Reagent	Mock	+AMP	+CMP
EBMD	5.5 μL	5.5 μL	5.5 μL
EBMD	1 μL	-	-
7.5 mM AMP (15× stock)	-	1 μL	-
7.5 mM CMP (15× stock)	-	-	1 μL
3 µM Ade4-mNG	1 μL	1 μL	1 μL
20% PEG8000	7.5 μL	7.5 μL	7.5 μL
Total	15 μL	15 μL	15 μL

d. Immediately load 9 μL of the sample into the chamber.

Note: Capillary action draws the sample into the chamber.

e. Invert the chamber and mount on an inverted fluorescent microscope.

f. Leave the chamber for 2 min. During this time, focus on the coverslip surface inside the chamber with a 100× objective lens with a numerical aperture of 1.45 (Figure 6C).

g. After the 2 min incubation, begin observing green fluorescence and focus on the fluorescent condensates.

h. Acquire both green fluorescence and phase contrast images of the condensates from a single z-plane.

Note: The combined images (green fluorescence and phase contrast) are automatically saved as an .nd2 file.

i. Move to an unimaged field of view, focus on the condensates, and acquire additional images.

j. For each experimental condition, collect images from multiple fields of view.

Data analysis

A. Image analysis

The first step in data analysis is image analysis. From the digital images of the condensates, we aim to extract information about the fluorescence intensity (the total amount of fluorescent protein in the condensate) and the shape of individual condensates. For this purpose, the images are analyzed using the open-source platform FIJI [11]. The following section explains how to manually analyze a single file for image analysis to make the process easier for the reader to understand. However, the actual analysis involves batch processing of multiple files by running a macro script.

1. Open an .nd2 file using FIJI as a hyperstack file (multi-channels) and split it into each channel image of 16-bit depth (one green fluorescence image and one phase contrast image) by going to Image → Color → Split Channels.

2. Save the phase contrast image as a TIFF file and close the window.

Note: The phase contrast image is not required for analysis of fluorescent condensates, but is useful for checking contamination and ensuring proper focus.

3. Save the green fluorescence image as a TIFF file.

4. Make a copy of the green fluorescence image by going to Image → Duplicate and enter a name in the Title box (e.g., “bin_image”) (Figure 7A). This duplicated image is used to create a binary image of condensates. Perform the following steps 5–11 on this image.

5. Subtract the background using the rolling-ball algorithm (Figure 7B): Process → Subtract Background. Set the rolling ball radius to 20 pixels and check the Disable smoothing box.
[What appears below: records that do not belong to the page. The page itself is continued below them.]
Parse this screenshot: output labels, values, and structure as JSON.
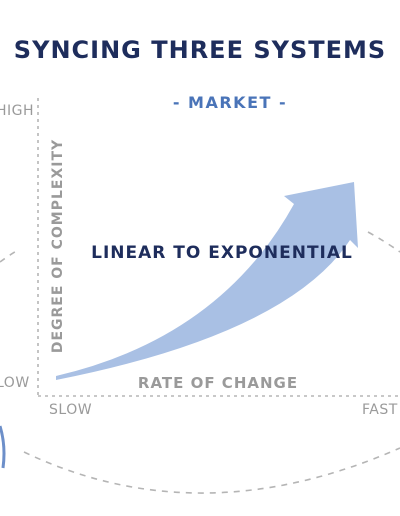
{
  "title": "SYNCING THREE SYSTEMS",
  "section_label": "- MARKET -",
  "axes": {
    "y_label": "DEGREE OF COMPLEXITY",
    "x_label": "RATE OF CHANGE",
    "y_high": "HIGH",
    "y_low": "LOW",
    "x_slow": "SLOW",
    "x_fast": "FAST"
  },
  "arrow_label": "LINEAR TO EXPONENTIAL",
  "colors": {
    "title": "#1e2d5c",
    "section": "#4a74b8",
    "axis_text": "#9a9a9a",
    "arrow_fill": "#a9c0e4",
    "dashed_line": "#b5b5b5",
    "circle_accent": "#6d8fc9"
  }
}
Figure 7. Workflow for image analysis in FIJI. Overview of the analysis steps performed after step 4. (A) Duplicate: Create a copy of the original image for binary conversion. (B) Subtract background: Apply the rolling-ball algorithm to remove local background and correct uneven illumination. (C) Binarize: Convert the image to binary by setting pixels within the defined threshold range to white and all others to black. (D) Detect particles and register ROIs: Identify white condensates in the binary image and add the corresponding ROIs to the ROI Manager. (E) Overlay ROIs: Overlay the ROIs onto the original fluorescence image to enable intensity measurements. (F) Measure: Measure morphological parameters and fluorescence intensities of all detected condensates simultaneously.

6. View the histogram by going to Analyze → Histogram.

7. Record the values of Mean and StdDev in the histogram. Calculate the threshold parameter LT using the equation: LT = Mean + 3×StdDev. See General note 4 for further clarification.

8. Convert the image into a binary image (Figure 7C): Go to Image → Adjust → Threshold. Check the Dark background and Raw values check boxes, then click Set. Set the Lower threshold level to LT and Upper threshold level to 65535. Click OK and then click Apply.

9. Set the measurements by going to Analyze → Set Measurements, check Area, Mean gray value, Min & max gray value, Centroid, Shape descriptor, Integrated density. Set Redirect to: to None and click OK.

Note: Measurement of all morphological parameters is encouraged for future exploratory data analysis and data mining.

10. Detect particles (condensates) in the binary image and examine their shape: Go to Analyze → Analyze particles (Figure 7D). Set Size to 0.04–500, uncheck Pixel units. Set Circularity to 0.1–1.00. Set Show: to Masks. Check Exclude on edges, Clear results, and Add to Manager. Uncheck Display Results. Click OK.

Note: The above settings target particles with a size of 0.04–500 µm² and a circularity of 0.1–1.0 for detection. This process generates regions of interest (ROIs) of the detected condensates and registers these ROIs in the ROI manager. See General note 4 for additional clarification.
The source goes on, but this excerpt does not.